Our results illustrated and improved the relationship between p16 and prognosis, as well as clinicopathological features.

The current study had some limitations. First, tumors are the result of both environmental and genetic factors, and p16 may thus be only one of several factors involved in the whole process of bladder carcinogenesis. Secondly, heterogeneity may result from differences in intervention measures (surgery, radiotherapy, chemotherapy, or combination), immunohistochemical techniques (different antibodies, evaluation standards, etc.), and the HR extraction methods used in the included studies.

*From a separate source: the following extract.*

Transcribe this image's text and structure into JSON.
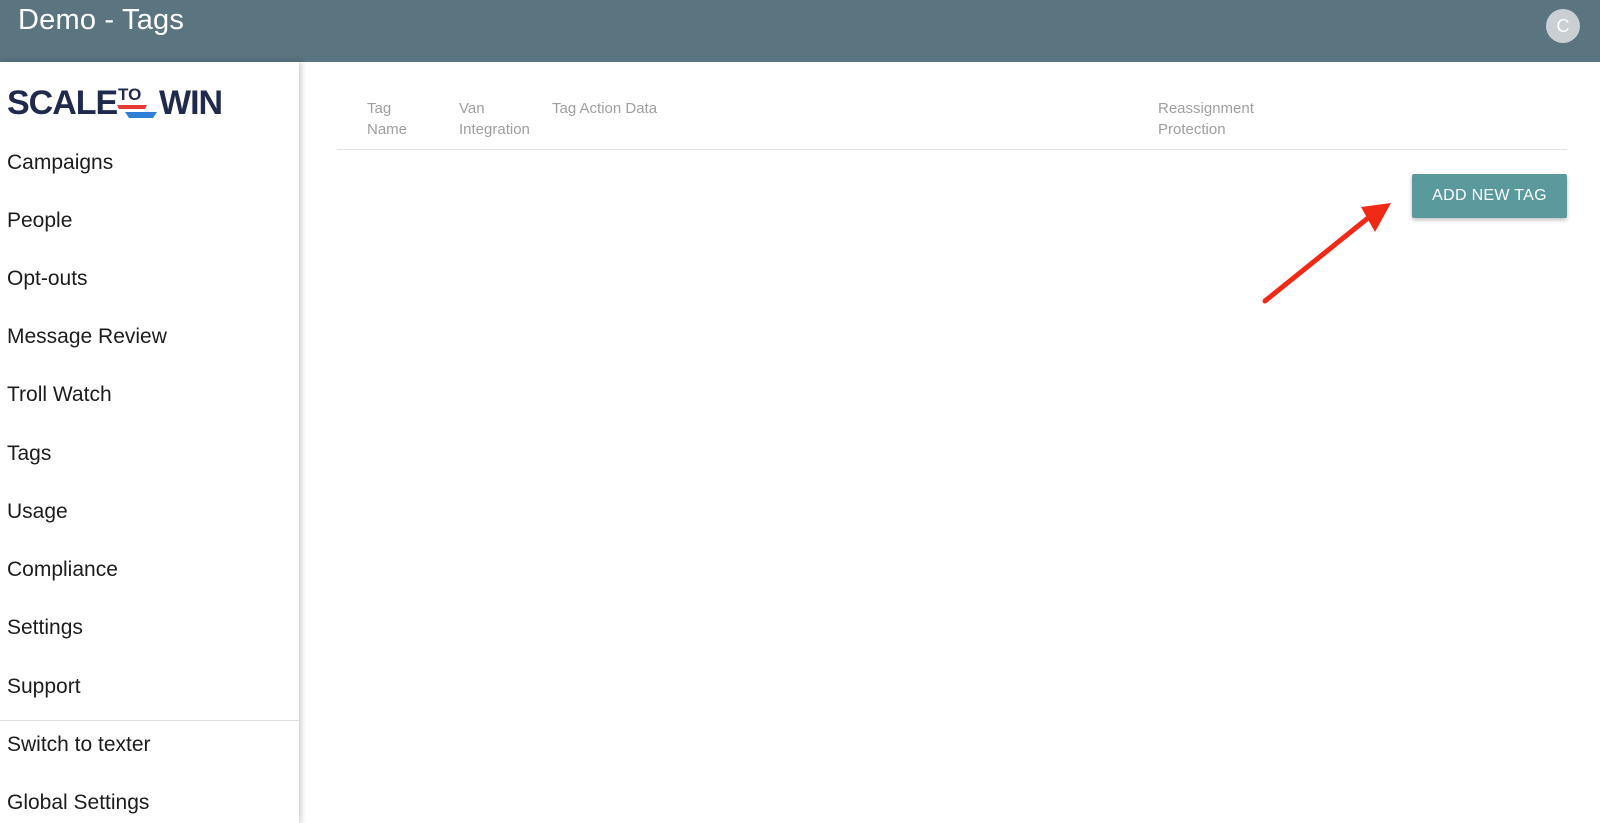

Finally, the exclusion of articles because of language barriers and of studies that were not published because of a lack of sufficient data may have led to potential publication bias.

In conclusion, the results of the current study provide evidence for a relationship between p16 expression and prognosis and clinicopathological features in patients with bladder cancer. The results of this meta-analysis will help to inform about the development of clinical guidelines promoting best medical care for patients with bladder cancer. Further studies are required to investigate the combined influence of genetic and environmental factors on the development and progression of bladder cancer.